(New York) Le Congrès américain a donné jeudi son accord final à un projet de loi qui garantit que les personnes victimes de harcèlement sexuel au travail peuvent intenter un recours devant les tribunaux, une étape importante pour le mouvement #metoo aux États-Unis.

La mesure, qui devrait être signée par le président Joe Biden, ne permettra plus qu’un contrat de travail oblige les victimes à régler les cas d’agression sexuelle ou de harcèlement par arbitrage interne plutôt que par un tribunal — un mécanisme qui profite souvent aux employeurs et empêche les allégations d’inconduite de devenir publiques.

Par ailleurs, le projet de loi est rétroactif, ce qui annulera toutes ces dispositions dans les contrats de travail de tout le pays.
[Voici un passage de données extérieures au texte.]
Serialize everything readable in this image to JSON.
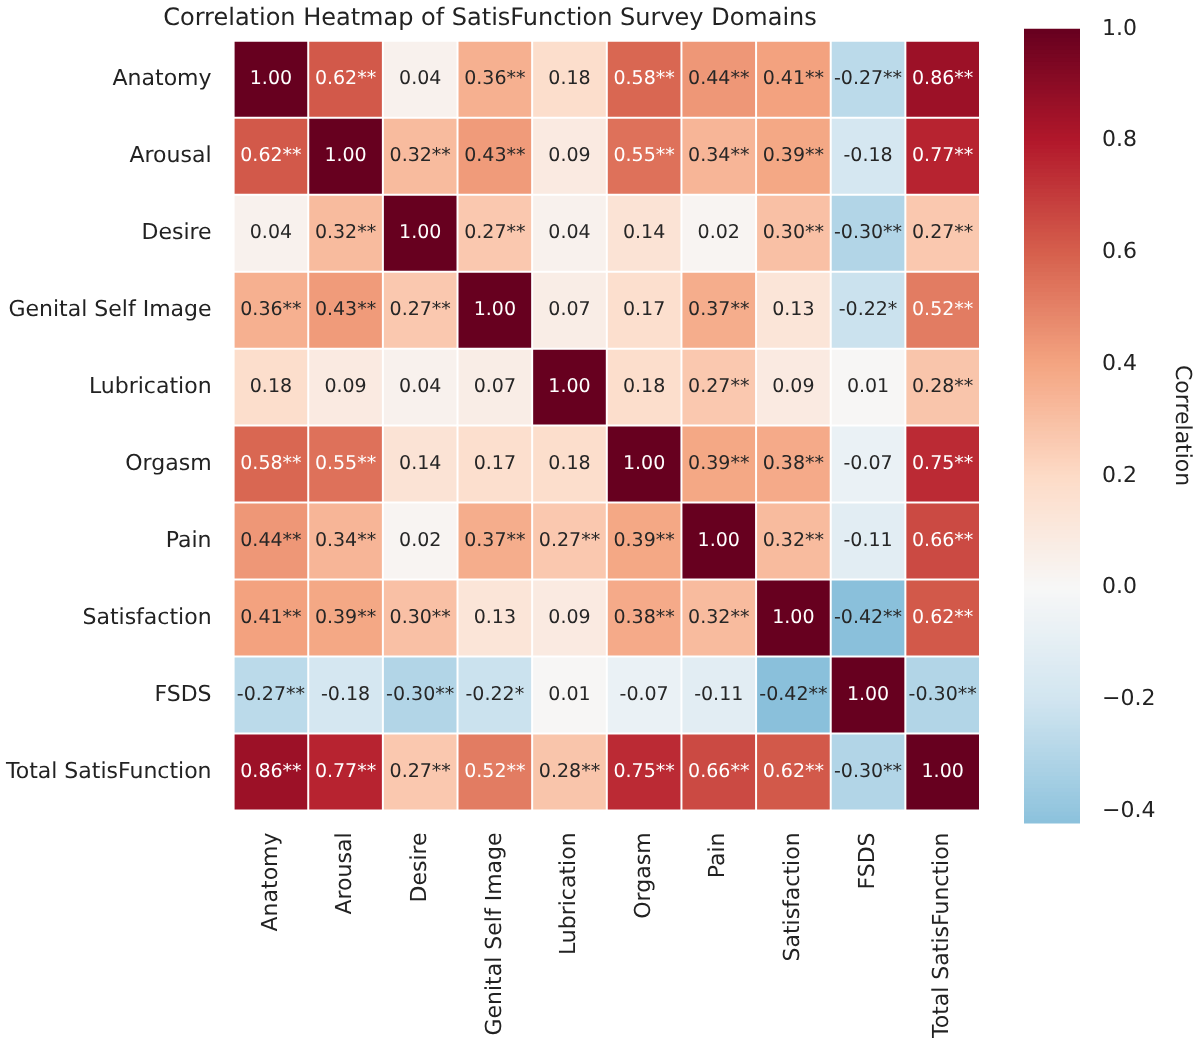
{
  "chart_data": {
    "type": "heatmap",
    "title": "Correlation Heatmap of SatisFunction Survey Domains",
    "clabel": "Correlation",
    "categories": [
      "Anatomy",
      "Arousal",
      "Desire",
      "Genital Self Image",
      "Lubrication",
      "Orgasm",
      "Pain",
      "Satisfaction",
      "FSDS",
      "Total SatisFunction"
    ],
    "y_categories": [
      "Anatomy",
      "Arousal",
      "Desire",
      "Genital Self Image",
      "Lubrication",
      "Orgasm",
      "Pain",
      "Satisfaction",
      "FSDS",
      "Total SatisFunction"
    ],
    "cells": [
      [
        1.0,
        0.62,
        0.04,
        0.36,
        0.18,
        0.58,
        0.44,
        0.41,
        -0.27,
        0.86
      ],
      [
        0.62,
        1.0,
        0.32,
        0.43,
        0.09,
        0.55,
        0.34,
        0.39,
        -0.18,
        0.77
      ],
      [
        0.04,
        0.32,
        1.0,
        0.27,
        0.04,
        0.14,
        0.02,
        0.3,
        -0.3,
        0.27
      ],
      [
        0.36,
        0.43,
        0.27,
        1.0,
        0.07,
        0.17,
        0.37,
        0.13,
        -0.22,
        0.52
      ],
      [
        0.18,
        0.09,
        0.04,
        0.07,
        1.0,
        0.18,
        0.27,
        0.09,
        0.01,
        0.28
      ],
      [
        0.58,
        0.55,
        0.14,
        0.17,
        0.18,
        1.0,
        0.39,
        0.38,
        -0.07,
        0.75
      ],
      [
        0.44,
        0.34,
        0.02,
        0.37,
        0.27,
        0.39,
        1.0,
        0.32,
        -0.11,
        0.66
      ],
      [
        0.41,
        0.39,
        0.3,
        0.13,
        0.09,
        0.38,
        0.32,
        1.0,
        -0.42,
        0.62
      ],
      [
        -0.27,
        -0.18,
        -0.3,
        -0.22,
        0.01,
        -0.07,
        -0.11,
        -0.42,
        1.0,
        -0.3
      ],
      [
        0.86,
        0.77,
        0.27,
        0.52,
        0.28,
        0.75,
        0.66,
        0.62,
        -0.3,
        1.0
      ]
    ],
    "cell_labels": [
      [
        "1.00",
        "0.62**",
        "0.04",
        "0.36**",
        "0.18",
        "0.58**",
        "0.44**",
        "0.41**",
        "-0.27**",
        "0.86**"
      ],
      [
        "0.62**",
        "1.00",
        "0.32**",
        "0.43**",
        "0.09",
        "0.55**",
        "0.34**",
        "0.39**",
        "-0.18",
        "0.77**"
      ],
      [
        "0.04",
        "0.32**",
        "1.00",
        "0.27**",
        "0.04",
        "0.14",
        "0.02",
        "0.30**",
        "-0.30**",
        "0.27**"
      ],
      [
        "0.36**",
        "0.43**",
        "0.27**",
        "1.00",
        "0.07",
        "0.17",
        "0.37**",
        "0.13",
        "-0.22*",
        "0.52**"
      ],
      [
        "0.18",
        "0.09",
        "0.04",
        "0.07",
        "1.00",
        "0.18",
        "0.27**",
        "0.09",
        "0.01",
        "0.28**"
      ],
      [
        "0.58**",
        "0.55**",
        "0.14",
        "0.17",
        "0.18",
        "1.00",
        "0.39**",
        "0.38**",
        "-0.07",
        "0.75**"
      ],
      [
        "0.44**",
        "0.34**",
        "0.02",
        "0.37**",
        "0.27**",
        "0.39**",
        "1.00",
        "0.32**",
        "-0.11",
        "0.66**"
      ],
      [
        "0.41**",
        "0.39**",
        "0.30**",
        "0.13",
        "0.09",
        "0.38**",
        "0.32**",
        "1.00",
        "-0.42**",
        "0.62**"
      ],
      [
        "-0.27**",
        "-0.18",
        "-0.30**",
        "-0.22*",
        "0.01",
        "-0.07",
        "-0.11",
        "-0.42**",
        "1.00",
        "-0.30**"
      ],
      [
        "0.86**",
        "0.77**",
        "0.27**",
        "0.52**",
        "0.28**",
        "0.75**",
        "0.66**",
        "0.62**",
        "-0.30**",
        "1.00"
      ]
    ],
    "clim": [
      -0.42,
      1.0
    ],
    "cticks": [
      {
        "value": -0.4,
        "label": "−0.4"
      },
      {
        "value": -0.2,
        "label": "−0.2"
      },
      {
        "value": 0,
        "label": "0.0"
      },
      {
        "value": 0.2,
        "label": "0.2"
      },
      {
        "value": 0.4,
        "label": "0.4"
      },
      {
        "value": 0.6,
        "label": "0.6"
      },
      {
        "value": 0.8,
        "label": "0.8"
      },
      {
        "value": 1.0,
        "label": "1.0"
      }
    ]
  }
}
Les employés pourront aussi intenter maintenant une action en justice.

La sénatrice Kirsten Gillibrand, qui a parrainé le projet de loi, a parlé de « l’une des réformes du milieu de travail les plus importantes de l’histoire américaine ». La sénatrice démocrate de l’État de New York a déclaré que le « processus d’arbitrage forcé » était secret et biaisé, et qu’il privait les Américains d’un droit constitutionnel fondamental : se faire entendre devant un tribunal.

Appui des deux partis

Mme Gillibrand, qui s’est concentrée en politique sur la lutte contre le harcèlement sexuel et les inconduites sexuelles dans l’armée, avait déposé le projet de loi en 2017, avec le sénateur républicain Lindsey Graham.

Le projet de loi bénéficiait du soutien inhabituel des deux partis au sein d’un Congrès américain extrêmement polarisé. Cela a permis au projet de loi d’être adopté au Sénat par consentement unanime — une procédure rarement utilisée pour un projet de loi important, en particulier s’il touche des dizaines de millions d’Américains.
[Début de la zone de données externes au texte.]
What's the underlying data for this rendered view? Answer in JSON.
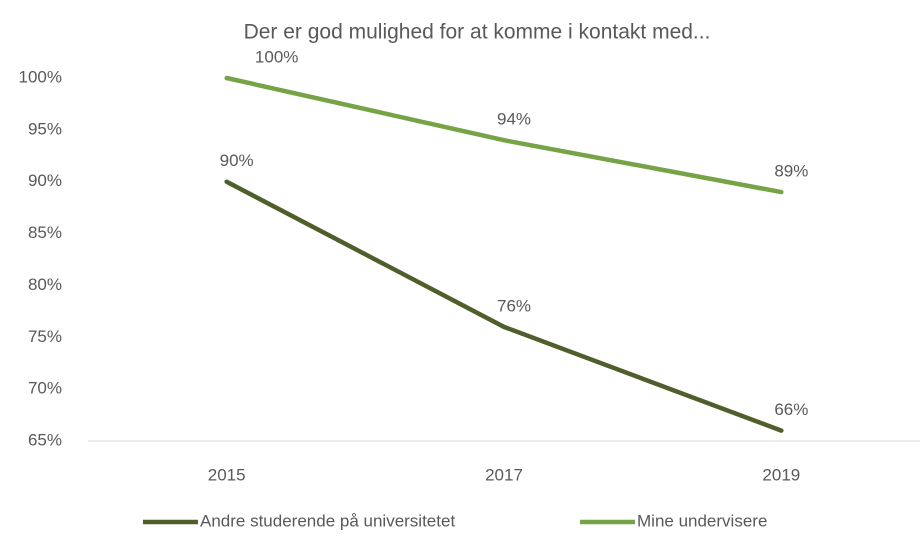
{
  "chart_data": {
    "type": "line",
    "title": "Der er god mulighed for at komme i kontakt med...",
    "categories": [
      "2015",
      "2017",
      "2019"
    ],
    "series": [
      {
        "name": "Andre studerende på universitetet",
        "color": "#4e5f2b",
        "values": [
          90,
          76,
          66
        ],
        "value_labels": [
          "90%",
          "76%",
          "66%"
        ]
      },
      {
        "name": "Mine undervisere",
        "color": "#77a347",
        "values": [
          100,
          94,
          89
        ],
        "value_labels": [
          "100%",
          "94%",
          "89%"
        ]
      }
    ],
    "ylim": [
      65,
      100
    ],
    "yticks": [
      {
        "value": 65,
        "label": "65%"
      },
      {
        "value": 70,
        "label": "70%"
      },
      {
        "value": 75,
        "label": "75%"
      },
      {
        "value": 80,
        "label": "80%"
      },
      {
        "value": 85,
        "label": "85%"
      },
      {
        "value": 90,
        "label": "90%"
      },
      {
        "value": 95,
        "label": "95%"
      },
      {
        "value": 100,
        "label": "100%"
      }
    ],
    "grid": false,
    "legend": "bottom"
  }
}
La Chambre des représentants a adopté le projet de loi cette semaine sur une forte base bipartite, par un vote de 335 à 97.

Chez Fox News

Une ancienne présentatrice de « Fox News », Gretchen Carlson, a témoigné en faveur du projet de loi. Elle avait accusé le PDG du réseau Roger Ailes, aujourd’hui décédé, de lui avoir fait des avances non désirées et d’avoir ensuite nui à sa carrière.
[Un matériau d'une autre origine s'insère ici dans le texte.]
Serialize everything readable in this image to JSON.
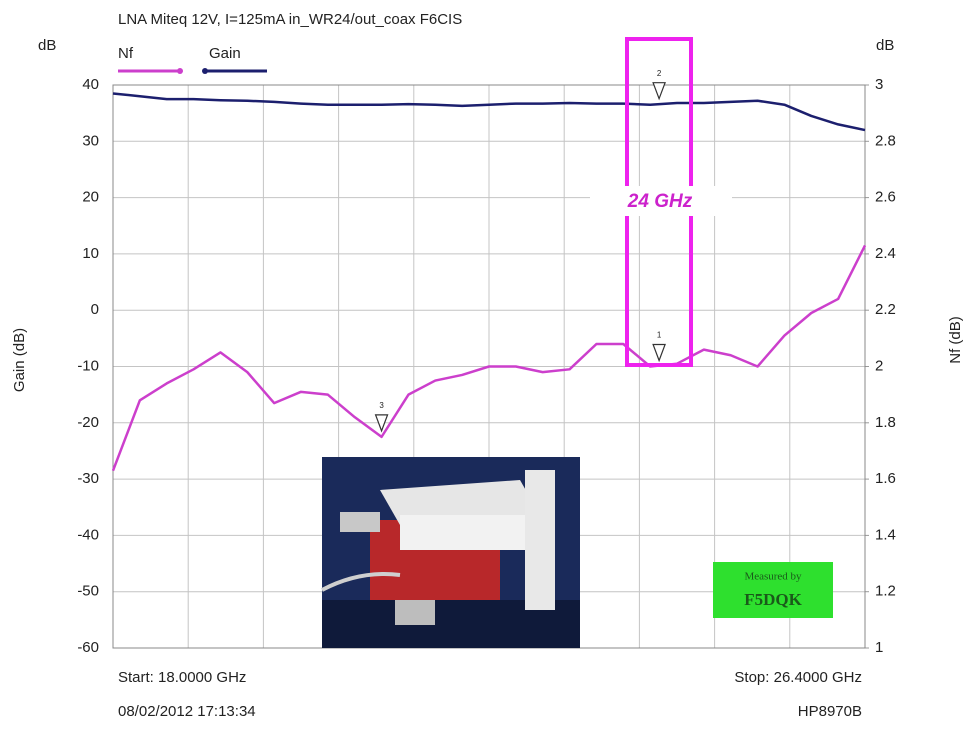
{
  "chart_data": {
    "type": "line",
    "title": "LNA Miteq 12V, I=125mA in_WR24/out_coax  F6CIS",
    "y_unit": "dB",
    "y2_unit": "dB",
    "y_label": "Gain (dB)",
    "y2_label": "Nf (dB)",
    "start_label": "Start: 18.0000 GHz",
    "stop_label": "Stop: 26.4000 GHz",
    "timestamp": "08/02/2012 17:13:34",
    "instrument": "HP8970B",
    "annotation": "24 GHz",
    "badge": [
      "Measured by",
      "F5DQK"
    ],
    "x": [
      18.0,
      18.3,
      18.6,
      18.9,
      19.2,
      19.5,
      19.8,
      20.1,
      20.4,
      20.7,
      21.0,
      21.3,
      21.6,
      21.9,
      22.2,
      22.5,
      22.8,
      23.1,
      23.4,
      23.7,
      24.0,
      24.3,
      24.6,
      24.9,
      25.2,
      25.5,
      25.8,
      26.1,
      26.4
    ],
    "xlim": [
      18.0,
      26.4
    ],
    "series": [
      {
        "name": "Nf",
        "color": "#cc3fcc",
        "axis": "y2",
        "values": [
          1.63,
          1.88,
          1.94,
          1.99,
          2.05,
          1.98,
          1.87,
          1.91,
          1.9,
          1.82,
          1.75,
          1.9,
          1.95,
          1.97,
          2.0,
          2.0,
          1.98,
          1.99,
          2.08,
          2.08,
          2.0,
          2.01,
          2.06,
          2.04,
          2.0,
          2.11,
          2.19,
          2.24,
          2.43
        ]
      },
      {
        "name": "Gain",
        "color": "#1c1f6e",
        "axis": "y",
        "values": [
          38.5,
          38,
          37.5,
          37.5,
          37.3,
          37.2,
          37,
          36.7,
          36.5,
          36.5,
          36.5,
          36.6,
          36.5,
          36.3,
          36.5,
          36.7,
          36.7,
          36.8,
          36.7,
          36.7,
          36.5,
          36.8,
          36.8,
          37,
          37.2,
          36.5,
          34.5,
          33,
          32
        ]
      }
    ],
    "markers": [
      {
        "label": "1",
        "x": 24.1,
        "y": 2.0,
        "axis": "y2"
      },
      {
        "label": "2",
        "x": 24.1,
        "y": 36.5,
        "axis": "y"
      },
      {
        "label": "3",
        "x": 21.0,
        "y": 1.75,
        "axis": "y2"
      }
    ],
    "ylim": [
      -60,
      40
    ],
    "yticks": [
      40,
      30,
      20,
      10,
      0,
      -10,
      -20,
      -30,
      -40,
      -50,
      -60
    ],
    "y2lim": [
      1,
      3
    ],
    "y2ticks": [
      3,
      2.8,
      2.6,
      2.4,
      2.2,
      2,
      1.8,
      1.6,
      1.4,
      1.2,
      1
    ],
    "grid": true
  }
}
PHOTO J. SCOTT APPLEWHITE, ASSOCIATED PRESS

Une ancienne présentatrice de « Fox News », Gretchen Carlson (à droite), a célébré l’adoption de la loi avec la sénatrice Gillibrand. Elle avait témoigné en faveur du projet de loi.

Certains contrats d’employés de la chaîne Fox comportaient des clauses d’arbitrage contraignantes.

On estime que 60 millions de travailleurs américains sont soumis actuellement à de telles dispositions insérées dans leur contrat de travail. Cette pratique répandue a été fortement critiquée à la suite du mouvement #metoo.

Le chef de la majorité démocrate au Sénat, Chuck Schumer, a qualifié de « presque médiéval » le fait de forcer les victimes de harcèlement et d’agression « à se taire, à n’en parler à personne et à ne pas demander justice ».